2. Swim Sprint 8 Workout in a 25-yard Pool

This set is done in a 25 yard pool with swim fins on.

  • Moderate intensity: 25-yard underwater kick for 120 seconds
  • High intensity: 25-yard swim sprint for 30 seconds
  • Low intensity: 50-yard easy swim for 120 seconds

This is one set and should be repeated 8 times. The low intensity easy swim at the end is your active recovery.

3. Swim Sprint 8 Workout

This interval slowly builds the intensity from one circuit to the next, so pace yourself through the first set of 3 sprints as you will be ramping it up with each set.
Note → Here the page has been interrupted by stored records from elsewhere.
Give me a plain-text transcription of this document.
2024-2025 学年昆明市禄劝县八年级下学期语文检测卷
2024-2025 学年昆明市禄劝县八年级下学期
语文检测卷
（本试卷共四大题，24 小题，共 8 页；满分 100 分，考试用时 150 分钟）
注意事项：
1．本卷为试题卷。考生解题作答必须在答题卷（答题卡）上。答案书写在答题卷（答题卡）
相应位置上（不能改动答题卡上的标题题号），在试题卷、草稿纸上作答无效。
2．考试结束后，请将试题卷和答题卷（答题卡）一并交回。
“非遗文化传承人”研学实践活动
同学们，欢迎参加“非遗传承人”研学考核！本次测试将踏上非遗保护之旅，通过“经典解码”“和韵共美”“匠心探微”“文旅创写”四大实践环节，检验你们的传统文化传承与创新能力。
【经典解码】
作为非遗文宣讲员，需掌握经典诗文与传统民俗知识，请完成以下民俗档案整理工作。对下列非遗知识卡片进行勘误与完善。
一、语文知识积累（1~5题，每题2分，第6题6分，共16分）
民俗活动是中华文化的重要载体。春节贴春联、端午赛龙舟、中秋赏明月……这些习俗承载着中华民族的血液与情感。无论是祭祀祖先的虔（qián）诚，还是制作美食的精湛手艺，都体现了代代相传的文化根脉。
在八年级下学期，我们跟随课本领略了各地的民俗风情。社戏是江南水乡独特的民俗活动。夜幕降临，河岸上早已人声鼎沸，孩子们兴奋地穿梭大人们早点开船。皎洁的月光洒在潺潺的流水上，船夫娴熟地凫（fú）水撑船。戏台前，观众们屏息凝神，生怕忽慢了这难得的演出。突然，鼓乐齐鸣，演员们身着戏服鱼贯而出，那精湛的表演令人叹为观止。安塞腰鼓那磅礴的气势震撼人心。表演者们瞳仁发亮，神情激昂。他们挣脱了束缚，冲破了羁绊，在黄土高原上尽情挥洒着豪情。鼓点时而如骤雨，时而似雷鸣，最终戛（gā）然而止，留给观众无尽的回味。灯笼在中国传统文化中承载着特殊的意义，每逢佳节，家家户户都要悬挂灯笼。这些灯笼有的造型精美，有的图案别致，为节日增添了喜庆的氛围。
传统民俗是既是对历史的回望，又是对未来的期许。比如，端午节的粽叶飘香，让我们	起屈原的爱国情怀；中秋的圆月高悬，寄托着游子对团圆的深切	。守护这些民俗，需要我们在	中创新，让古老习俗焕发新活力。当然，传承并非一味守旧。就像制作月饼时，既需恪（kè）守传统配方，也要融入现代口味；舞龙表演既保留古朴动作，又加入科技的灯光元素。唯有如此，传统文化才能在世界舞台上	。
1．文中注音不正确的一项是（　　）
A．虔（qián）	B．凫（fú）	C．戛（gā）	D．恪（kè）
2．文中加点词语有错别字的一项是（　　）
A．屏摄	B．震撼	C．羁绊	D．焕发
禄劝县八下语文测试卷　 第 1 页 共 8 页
The low intensity, 120-second freestyle lap is your active recovery.

Beginner

  • Low intensity: 75-yard freestyle for 120 seconds
  • Moderate intensity: 25-yard freestyle for 40 seconds
  • Moderately high intensity: 25-yard freestyle for 40 seconds
  • High intensity: 25-yard freestyle for 40 seconds

Repeat 3 times.

Intermediate

  • Low intensity: 125-yard freestyle for 150 seconds
  • Moderate intensity: 25-yard breast stroke for 40 seconds
  • Moderately high intensity: 25-yard back stroke for 40 seconds
  • High intensity: 25-yard butterfly for 40 seconds

Repeat 3 times.

Advanced

  • Low intensity: 200-yard freestyle for 210 seconds
  • Moderate intensity: 50-yard freestyle or breast stroke for 40 seconds
  • Moderately high intensity: 50-yard freestyle or back stroke for 40 seconds
  • High intensity: 50-yard freestyle or butterfly for 40 seconds

Repeat 3 times.

4. Anaerobic Swim Sprint 8 Workout

Beginner

  • High intensity: 25-yard freestyle for 60 seconds, breathing 7 times
  • High intensity: 25-yard freestyle for 60 seconds, breathing 6 times
  • High intensity: 25-yard freestyle for 60 seconds, breathing 5 times
  • High intensity: 25-yard freestyle for 60 seconds, breathing 4 times
  • High intensity: 25-yard freestyle for 60 seconds, breathing 3 times
  • High intensity: 25-yard freestyle for 60 seconds, breathing 2 times
  • High intensity: 25-yard freestyle for 60 seconds, breathing 1 time
  • High intensity: 25-yard freestyle for 60 seconds, breathing 0 times

In between each sprint, swim an easy lap for 90 to 120 seconds for active recovery.

Intermediate

  • High intensity: 25-yard freestyle for 60 seconds, breathing 3 times
  • High intensity: 25-yard butterfly for 60 seconds, breathing 3 times
  • High intensity: 25-yard freestyle for 60 seconds, breathing 2 times
  • High intensity: 25-yard butterfly for 60 seconds, breathing 2 times
  • High intensity: 25-yard freestyle for 60 seconds, breathing 1 times
  • High intensity: 25-yard butterfly for 60 seconds, breathing 1 time
  • High intensity: 25-yard freestyle for 60 seconds, breathing 1 time
  • High intensity: 25-yard butterfly for 60 seconds, breathing 0 times

In between each sprint, swim an easy lap for 90 to 120 seconds for active recovery.

Advanced

  • High intensity: 25-yard freestyle for 60 seconds, breathing 0 times
  • High intensity: 25-yard butterfly for 60 seconds, breathing 0 times
  • High intensity: 25-yard freestyle for 60 seconds, breathing 0 times
  • High intensity: 25-yard butterfly for 60 seconds, breathing 0 times
  • High intensity: 25-yard freestyle for 60 seconds, breathing 0 times
  • High intensity: 25-yard butterfly for 60 seconds, breathing 0 time
  • High intensity: 25-yard freestyle for 60 seconds, breathing 0 time
  • High intensity: 25-yard butterfly for 60 seconds, breathing 0 times

In between each sprint, swim an easy lap for 90 to 120 seconds for active recovery.